話還沒說完,我抄起酒杯“啪”重重摜在村長面前的桌子上。
“劉村長,你知道那個貓臉男的身份!”我陡然發難,喝問了一聲。
劉村長看看幾個村里的老人,老人們沉默不語。
梁衡道:“老幾位,村子已經到了生死存亡的時候了,你們還藏著瞞著不說嗎?”
劉村長嘆了一口氣:“真是家門不幸啊!”
“到底怎么了?”梁衡問。
我突然明白了:“我靠,村長,貓臉男不會是你兒子吧?”
“屁話。”劉村長大怒。
梁衡趕緊做個手勢:“有什么話好說,怎么回事呢?”
劉村長道:“我們這個村吧,說起來也是多災多難的,出過不少事。后來不知道是什么時候起,反正老早老早之前了,村里開始信奉一種山神,是貓臉山神。”
我們面面相覷,沒想到還有這種典故。
“村里給貓臉山神蓋了一座山廟,還派了人專門看護寺廟,每到三年五節,村里都要組織大家一起供奉,找戲班子唱大戲。可也別說,自從貓臉山神來了之后,村里就平靜多了,一直風平浪靜。這種情況持續到了那十年。”
夏嬌聽不明白,問什么那十年。
我和梁衡對視一眼,知道是怎么回事。我低聲給夏嬌解釋,夏嬌也明白了。
“在那十年里,所有的廟宇道觀都要砸倒,是封建糟粕,要四清破舊。就在那時候貓臉山神的廟被砸了,神像摔個稀巴爛。那時候我還小,跟在大人屁股后面,對那個場景記得非常清楚。”
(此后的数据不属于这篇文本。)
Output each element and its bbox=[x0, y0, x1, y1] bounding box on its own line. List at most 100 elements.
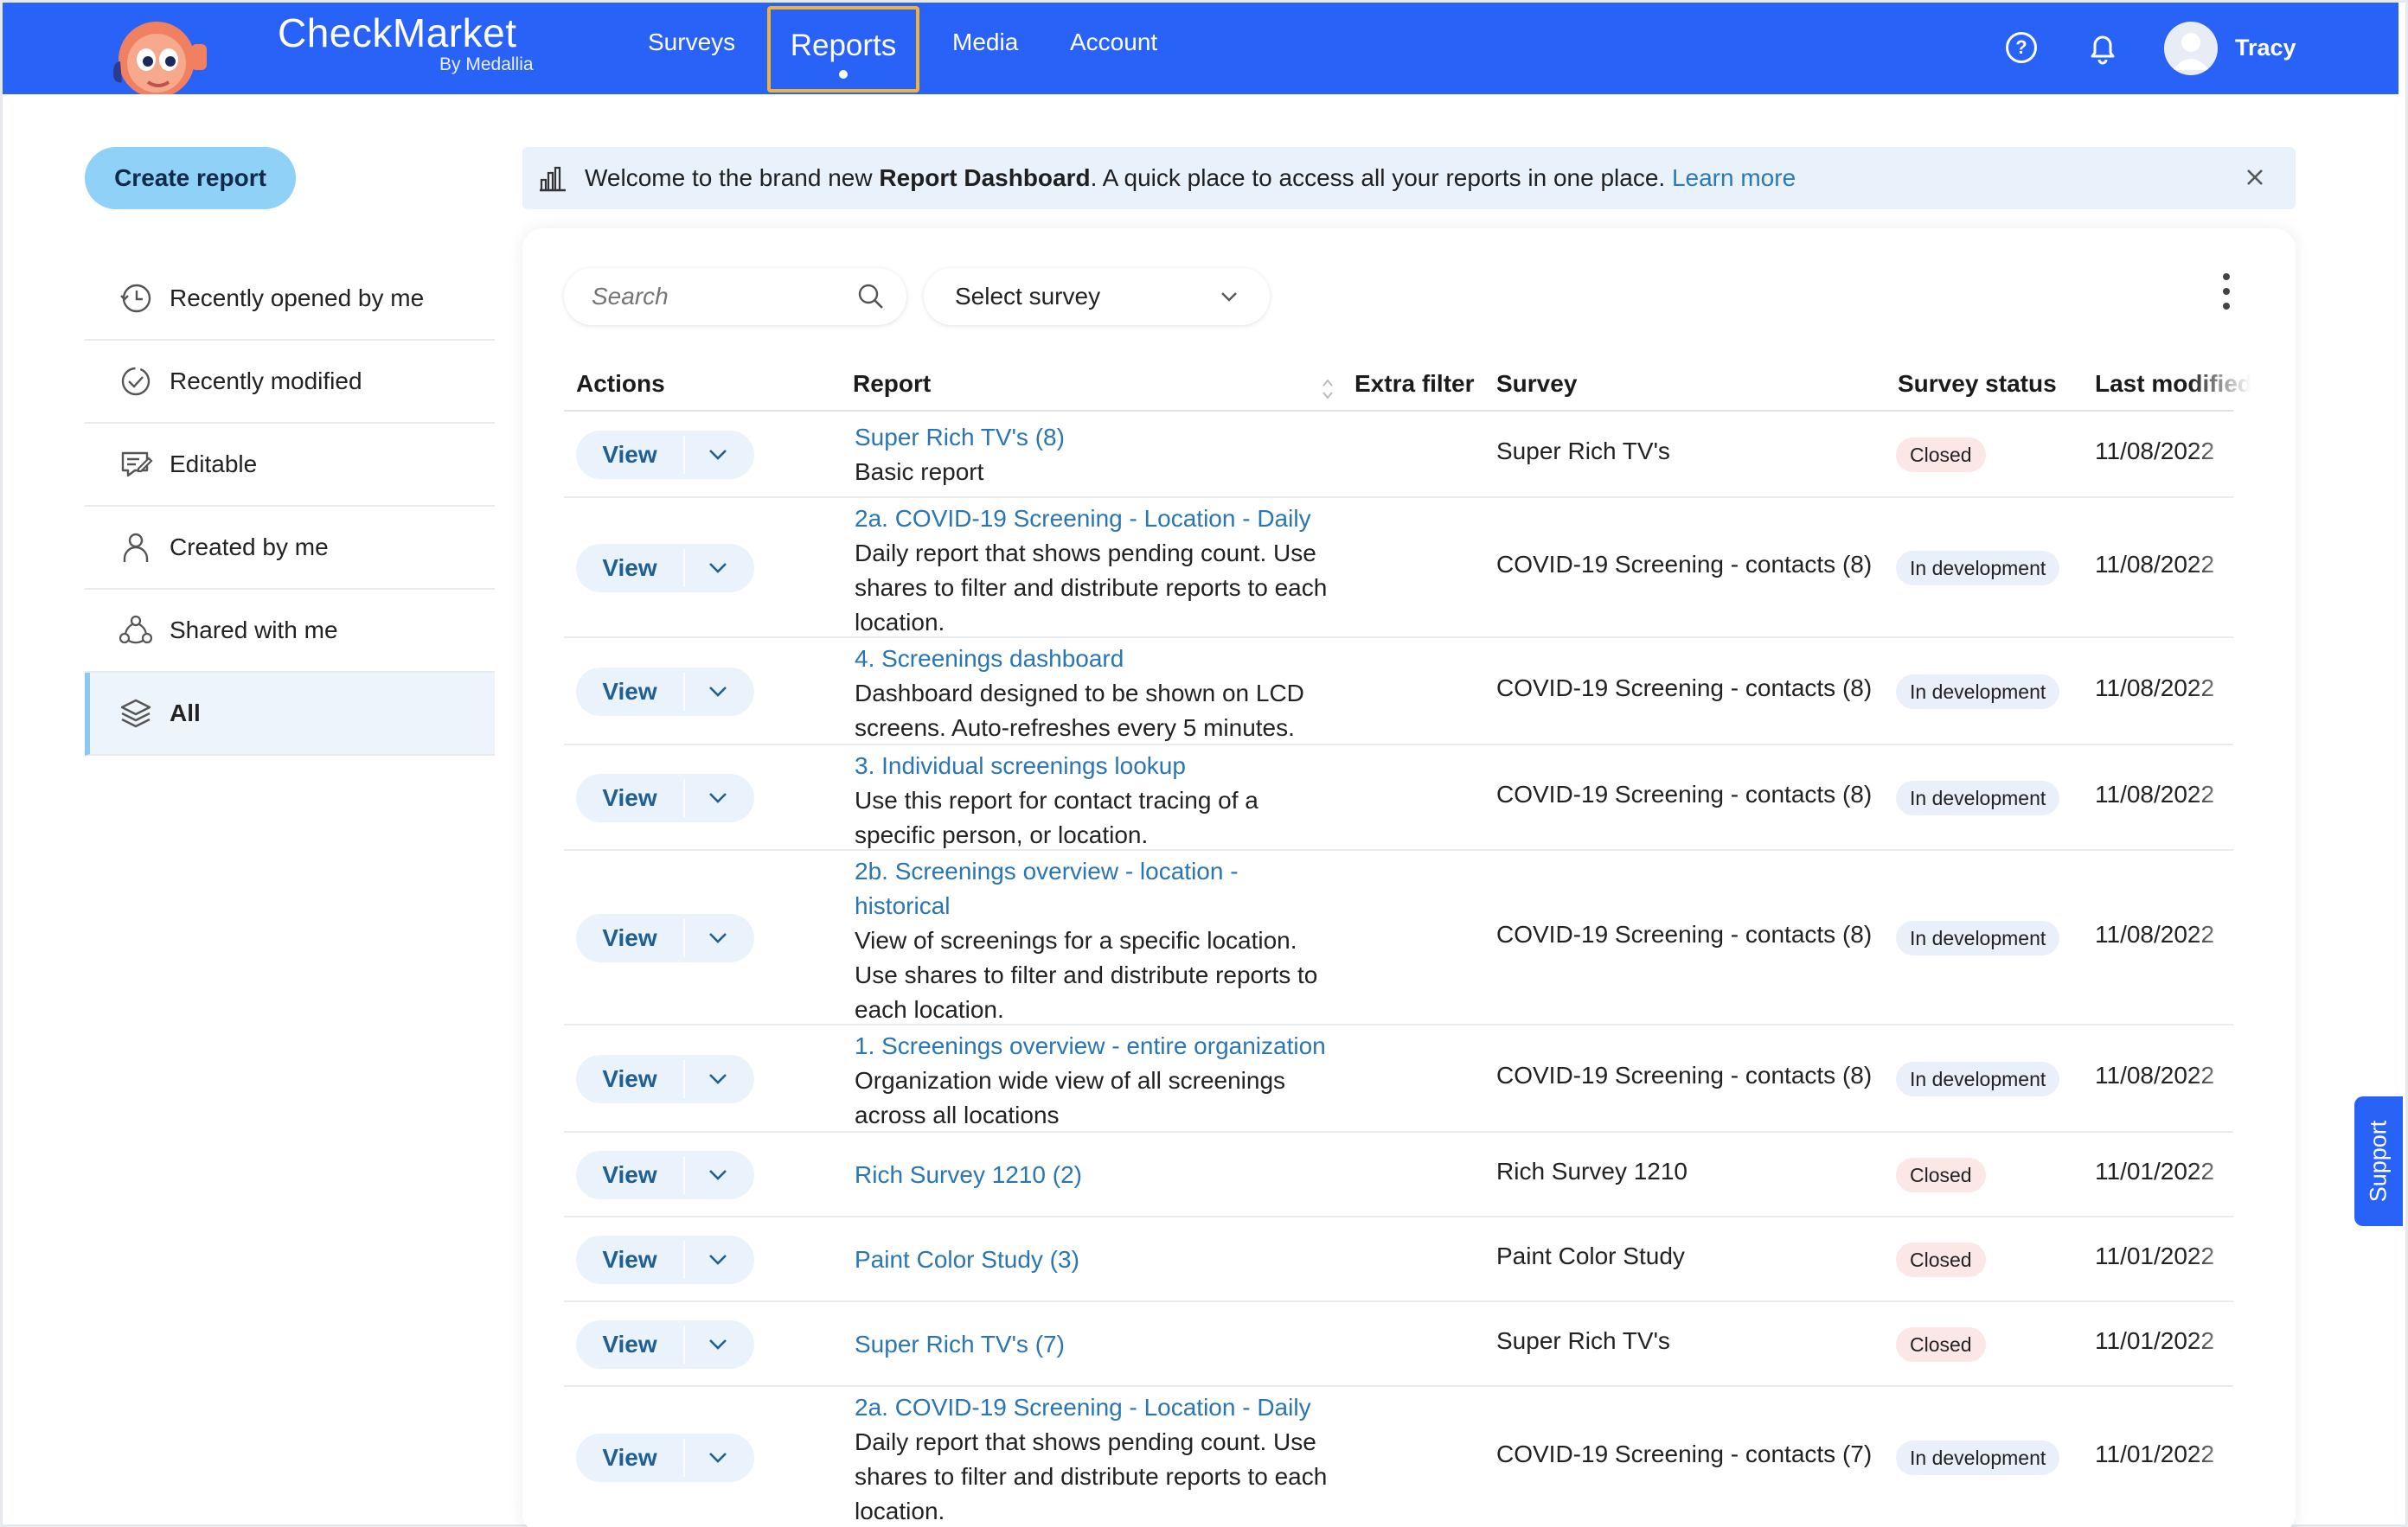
view-button-group: View bbox=[576, 431, 754, 479]
learn-more-link[interactable]: Learn more bbox=[1672, 164, 1796, 192]
view-button[interactable]: View bbox=[576, 1151, 683, 1199]
report-title-link[interactable]: 4. Screenings dashboard bbox=[855, 642, 1339, 676]
report-title-link[interactable]: Rich Survey 1210 (2) bbox=[855, 1158, 1339, 1192]
search-icon[interactable] bbox=[856, 282, 886, 311]
survey-select[interactable]: Select survey bbox=[924, 268, 1270, 325]
last-modified-date: 11/08/2022 bbox=[2095, 921, 2215, 948]
support-label: Support bbox=[2365, 1120, 2392, 1203]
view-button[interactable]: View bbox=[576, 774, 683, 822]
sort-icon[interactable] bbox=[1320, 377, 1335, 401]
report-title-link[interactable]: 2a. COVID-19 Screening - Location - Dail… bbox=[855, 1390, 1339, 1425]
status-badge: In development bbox=[1896, 674, 2060, 709]
status-badge: Closed bbox=[1896, 1243, 1986, 1277]
nav-reports[interactable]: Reports bbox=[767, 6, 919, 93]
divider bbox=[683, 919, 685, 957]
survey-name: Super Rich TV's bbox=[1496, 438, 1670, 464]
report-cell: Super Rich TV's (7) bbox=[855, 1327, 1339, 1362]
sidebar-item-label: All bbox=[170, 700, 201, 726]
sidebar-item-shared-with-me[interactable]: Shared with me bbox=[85, 590, 495, 673]
chevron-down-icon[interactable] bbox=[706, 1251, 730, 1268]
sidebar-item-label: Created by me bbox=[170, 533, 329, 560]
view-button[interactable]: View bbox=[576, 914, 683, 962]
report-description: Daily report that shows pending count. U… bbox=[855, 1428, 1328, 1524]
search-box[interactable] bbox=[564, 268, 906, 325]
view-button[interactable]: View bbox=[576, 431, 683, 479]
chevron-down-icon[interactable] bbox=[706, 1449, 730, 1466]
sidebar-item-recently-modified[interactable]: Recently modified bbox=[85, 341, 495, 424]
last-modified-date: 11/08/2022 bbox=[2095, 674, 2215, 701]
user-name[interactable]: Tracy bbox=[2235, 35, 2296, 61]
survey-name: COVID-19 Screening - contacts (8) bbox=[1496, 674, 1873, 701]
layers-icon bbox=[118, 695, 154, 732]
chevron-down-icon[interactable] bbox=[706, 930, 730, 947]
brand-subtitle: By Medallia bbox=[439, 54, 534, 74]
view-button[interactable]: View bbox=[576, 1236, 683, 1284]
report-cell: 2a. COVID-19 Screening - Location - Dail… bbox=[855, 502, 1339, 640]
chevron-down-icon bbox=[1221, 292, 1237, 302]
mascot-logo-icon[interactable] bbox=[96, 10, 234, 98]
sidebar-item-all[interactable]: All bbox=[85, 673, 495, 756]
header-last-modified: Last modified bbox=[2095, 370, 2251, 397]
status-badge: In development bbox=[1896, 1441, 2060, 1475]
report-cell: 4. Screenings dashboard Dashboard design… bbox=[855, 642, 1339, 745]
table-row: View Super Rich TV's (7) Super Rich TV's… bbox=[564, 1302, 2233, 1387]
divider bbox=[683, 1156, 685, 1194]
last-modified-date: 11/01/2022 bbox=[2095, 1441, 2215, 1467]
chevron-down-icon[interactable] bbox=[706, 1336, 730, 1353]
view-button-group: View bbox=[576, 1236, 754, 1284]
create-report-button[interactable]: Create report bbox=[85, 147, 296, 209]
view-button[interactable]: View bbox=[576, 544, 683, 592]
active-indicator-dot bbox=[839, 70, 848, 79]
nav-surveys[interactable]: Surveys bbox=[648, 29, 735, 56]
header-report[interactable]: Report bbox=[853, 370, 931, 398]
sidebar-item-editable[interactable]: Editable bbox=[85, 424, 495, 507]
view-button[interactable]: View bbox=[576, 1434, 683, 1482]
report-title-link[interactable]: 2b. Screenings overview - location - his… bbox=[855, 854, 1339, 923]
support-tab[interactable]: Support bbox=[2354, 1096, 2403, 1226]
survey-name: Rich Survey 1210 bbox=[1496, 1158, 1688, 1185]
bell-icon[interactable] bbox=[2085, 30, 2120, 67]
status-badge: In development bbox=[1896, 551, 2060, 585]
sidebar-item-recently-opened[interactable]: Recently opened by me bbox=[85, 258, 495, 341]
chevron-down-icon[interactable] bbox=[706, 683, 730, 700]
chevron-down-icon[interactable] bbox=[706, 559, 730, 577]
sidebar-list: Recently opened by me Recently modified … bbox=[85, 258, 495, 756]
view-button[interactable]: View bbox=[576, 1320, 683, 1369]
report-title-link[interactable]: Super Rich TV's (8) bbox=[855, 420, 1339, 455]
nav-account[interactable]: Account bbox=[1070, 29, 1157, 56]
report-cell: 2a. COVID-19 Screening - Location - Dail… bbox=[855, 1390, 1339, 1527]
report-title-link[interactable]: 3. Individual screenings lookup bbox=[855, 749, 1339, 783]
sidebar-item-created-by-me[interactable]: Created by me bbox=[85, 507, 495, 590]
avatar[interactable] bbox=[2164, 22, 2218, 75]
table-row: View 2a. COVID-19 Screening - Location -… bbox=[564, 1387, 2233, 1527]
banner-text-before: Welcome to the brand new bbox=[585, 164, 880, 191]
report-title-link[interactable]: 1. Screenings overview - entire organiza… bbox=[855, 1029, 1339, 1064]
chevron-down-icon[interactable] bbox=[706, 789, 730, 807]
header-extra-filter: Extra filter bbox=[1354, 370, 1475, 397]
chevron-down-icon[interactable] bbox=[706, 1166, 730, 1184]
nav-media[interactable]: Media bbox=[952, 29, 1018, 56]
divider bbox=[683, 673, 685, 711]
more-options-icon[interactable] bbox=[2218, 270, 2235, 313]
last-modified-date: 11/01/2022 bbox=[2095, 1327, 2215, 1354]
banner-text-after: . A quick place to access all your repor… bbox=[1090, 164, 1672, 191]
table-row: View Rich Survey 1210 (2) Rich Survey 12… bbox=[564, 1133, 2233, 1217]
close-icon[interactable] bbox=[2240, 163, 2270, 192]
view-button[interactable]: View bbox=[576, 668, 683, 716]
report-description: Daily report that shows pending count. U… bbox=[855, 540, 1328, 636]
view-button[interactable]: View bbox=[576, 1055, 683, 1103]
report-title-link[interactable]: Paint Color Study (3) bbox=[855, 1243, 1339, 1277]
report-description: View of screenings for a specific locati… bbox=[855, 927, 1318, 1023]
survey-name: COVID-19 Screening - contacts (8) bbox=[1496, 921, 1873, 948]
last-modified-date: 11/01/2022 bbox=[2095, 1243, 2215, 1269]
chevron-down-icon[interactable] bbox=[706, 446, 730, 463]
report-title-link[interactable]: Super Rich TV's (7) bbox=[855, 1327, 1339, 1362]
clock-history-icon bbox=[118, 280, 154, 316]
search-input[interactable] bbox=[592, 283, 851, 310]
chevron-down-icon[interactable] bbox=[706, 1070, 730, 1088]
banner-text-bold: Report Dashboard bbox=[879, 164, 1091, 191]
help-icon[interactable]: ? bbox=[2006, 32, 2037, 63]
report-title-link[interactable]: 2a. COVID-19 Screening - Location - Dail… bbox=[855, 502, 1339, 536]
table-row: View 2a. COVID-19 Screening - Location -… bbox=[564, 498, 2233, 638]
view-button-group: View bbox=[576, 1434, 754, 1482]
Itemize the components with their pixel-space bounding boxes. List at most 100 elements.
劉村長說:“十年過去之后,到了八十年代,村里就商量把廟重新立起來,請貓臉山神再回來。可當時找不到什么人主持,也不知道流程。那十年里,這方面的高人是死走逃亡,一個都找不到了。后來,村上稀里糊涂把廟立起來,已經沒什么用了,而且還遭到了報應。”
說到這里,他指著一個老頭說:“當時就是他哥哥帶頭砸的廟,后來怎么樣了?”
老村民摸出卷好的紙煙,抽了一口:“我哥在八十年代得了一種怪病,渾身都是血淋淋的傷口,也沒人碰他,不知道哪來的。看起來就像是貓抓傷的。很多人都說是報應。他也就那么死了。我那時候也小,很多事已經記不清了,不過他死時的慘樣,還清清楚楚在眼前。”
老村長說:“我們村就沒怎么消停過,一直到現在。”
“那貓臉男……”梁衡問。
老村長道:“我馬上就說到。后來有人無意中在山里見過一座小廟,不知是村里誰建的,里面供奉的就是貓臉山神。我們誰也不敢亂動,后來請了個神婆去看。神婆說這個廟是個私廟,是個人投資蓋的,里面供奉的貓臉山神也只為這一個人服務,并不會造福村里。”
“誰造的?”我問。
老村長說:“是當時村里一個富翁,叫胡鑫,這人前兩年死了。”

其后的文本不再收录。